Mona Kidon, MD: Present, Future Research Landscape for Immunotherapy


This interview segment with Dr. Kidon featured a discussion about her views on current research in the immunotherapy and food allergy space, as well as her views on the future.

In her HCPLive interview segment, Monda Kidon, MD, discussed the latest developments in immunotherapy practices for peanut allergy and her views on future research.

Presently, Kidon holds the position of Director at the Pediatric Allergy Clinic and the Food Allergy Research Center in Israel's Sheba Medical Center.

“At baseline, the future looks amazing,” Kidon said. “I mean, everybody's trying everywhere, and looking at protocols and products. And for example, there was a very nice study published recently in the New England Journal of Medicine with a peanut patch which is much safer than usually the regular PALFORZIA, and they did recruit a partly less allergenic group of patients. So they actually could recruit into the study patients that had the reaction at about 300 milligrams of peanut protein, that's about 1 peanut protein. And they looked at their ability to increase that threshold to 2 or 3, which was definitely better compared to placebo.”

Kidon continued her description of recent research in the immunotherapy space for patients with peanut allergy.

“Funny part, and very disappointingly so, was that they did have some anaphylactic reactions of patients who were only put about 250 micrograms of protein as a patch on their back,” she explained. “And they had an anaphylactic reaction requiring adrenaline. So these kids, some of these kids are very, very sensitive.
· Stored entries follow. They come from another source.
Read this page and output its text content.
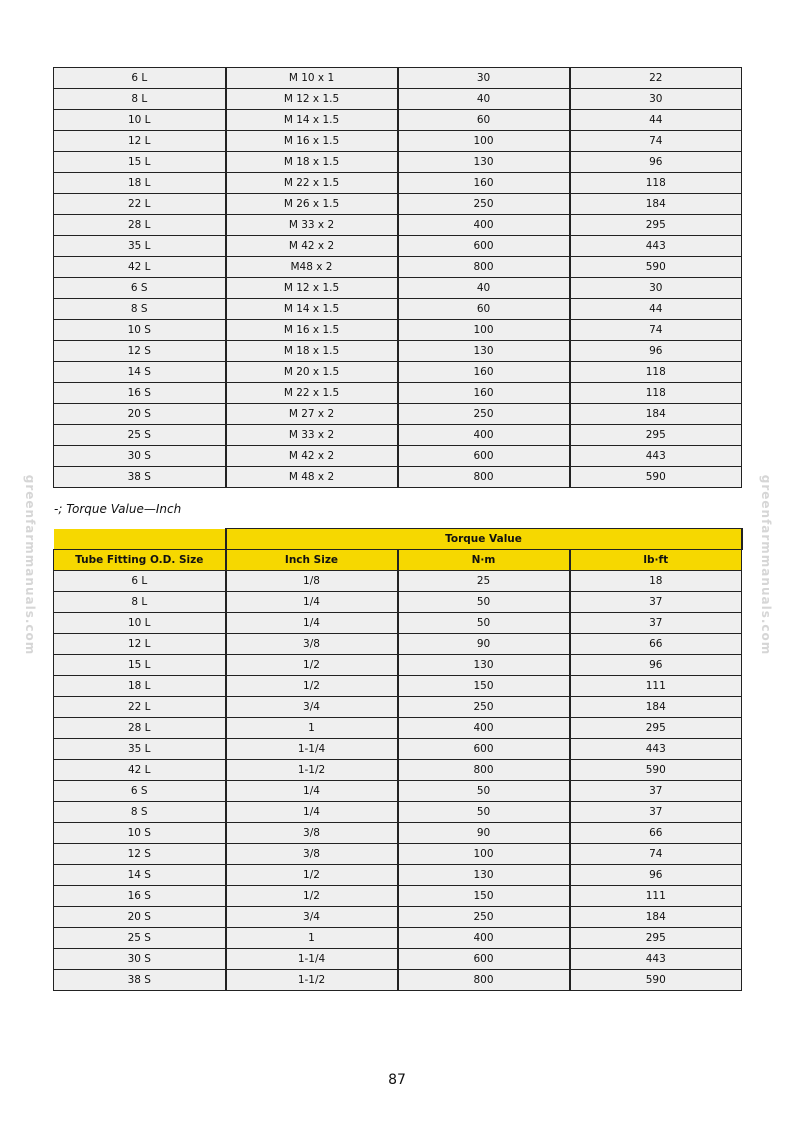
6 L	M 10 x 1	30	22
8 L	M 12 x 1.5	40	30
10 L	M 14 x 1.5	60	44
12 L	M 16 x 1.5	100	74
15 L	M 18 x 1.5	130	96
18 L	M 22 x 1.5	160	118
22 L	M 26 x 1.5	250	184
28 L	M 33 x 2	400	295
35 L	M 42 x 2	600	443
42 L	M48 x 2	800	590
6 S	M 12 x 1.5	40	30
8 S	M 14 x 1.5	60	44
10 S	M 16 x 1.5	100	74
12 S	M 18 x 1.5	130	96
14 S	M 20 x 1.5	160	118
16 S	M 22 x 1.5	160	118
20 S	M 27 x 2	250	184
25 S	M 33 x 2	400	295
30 S	M 42 x 2	600	443
38 S	M 48 x 2	800	590
-; Torque Value—Inch
	Torque Value		
Tube Fitting O.D. Size	Inch Size	N·m	lb·ft
6 L	1/8	25	18
8 L	1/4	50	37
10 L	1/4	50	37
12 L	3/8	90	66
15 L	1/2	130	96
18 L	1/2	150	111
22 L	3/4	250	184
28 L	1	400	295
35 L	1-1/4	600	443
42 L	1-1/2	800	590
6 S	1/4	50	37
8 S	1/4	50	37
10 S	3/8	90	66
12 S	3/8	100	74
14 S	1/2	130	96
16 S	1/2	150	111
20 S	3/4	250	184
25 S	1	400	295
30 S	1-1/4	600	443
38 S	1-1/2	800	590
greenfarmmanuals.com	greenfarmmanuals.com
87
Even that kind of patch looks like something that needs to be done under medical supervision under an allergist, kind of driving them in the driver's seat of doing that type of intervention.”
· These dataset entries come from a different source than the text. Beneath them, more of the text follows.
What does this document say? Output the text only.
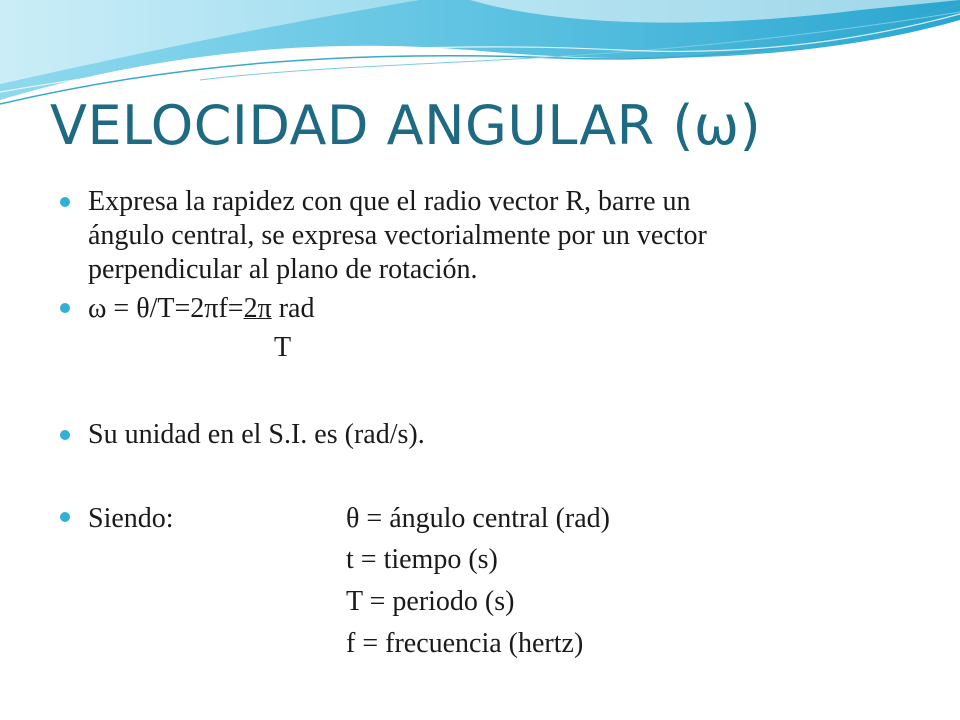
VELOCIDAD ANGULAR (ω)
Expresa la rapidez con que el radio vector R, barre un
ángulo central, se expresa vectorialmente por un vector
perpendicular al plano de rotación.
ω = θ/T=2πf=2π rad
T
Su unidad en el S.I. es (rad/s).
Siendo:	θ = ángulo central (rad)
t = tiempo (s)
T = periodo (s)
f = frecuencia (hertz)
Kidon noted that she does not believe many trials exist which are attempting to develop either hypoallergenic peanuts or developing the molecule that is less allergenic.
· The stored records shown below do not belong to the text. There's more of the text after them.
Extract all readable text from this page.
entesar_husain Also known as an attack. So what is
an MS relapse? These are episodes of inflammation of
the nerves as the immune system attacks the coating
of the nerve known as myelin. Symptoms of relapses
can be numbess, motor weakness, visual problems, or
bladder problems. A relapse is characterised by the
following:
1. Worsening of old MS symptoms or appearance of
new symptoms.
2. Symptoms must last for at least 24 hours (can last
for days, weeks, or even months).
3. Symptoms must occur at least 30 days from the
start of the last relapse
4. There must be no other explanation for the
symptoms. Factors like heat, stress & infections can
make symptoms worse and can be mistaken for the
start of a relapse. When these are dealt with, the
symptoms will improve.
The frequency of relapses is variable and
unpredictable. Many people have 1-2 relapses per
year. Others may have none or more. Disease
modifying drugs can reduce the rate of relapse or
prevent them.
“The problem is that us as humans, being not monogenic mice, none of us will react when we react to 1 epitope of 1 protein,” she explained. “So in peanuts, right now, there are about 18 different proteins with from 3 to 20, different epitopes that IgE can actually connect to, and there is no way you can do so many proteins at so many changes. While when we use the factory, as the peanuts at our factory producing these allergens, we are actually quite certain that we produce all of the allergens that regular peanuts have. And so you can actually affect that, over time, you would expect that this type of treatment is going to be more effective and in the long run.”

Kidon added that her team has “proven some of these theories that we are talking about, that we can affect that same change with the same amount of security and safety for other types of plant-derived allergens like sesame and different kinds of nuts and almonds.”

To find out more about Kidon’s views on new research and her own team’s work, view the full segment above.

The quotes contained in this were edited for clarity. In the prior 12 months, Kidon has received the Israeli Chief Scientist's Office grant for the development of the "Mona Peanut" treatment, and has received a patent for the product.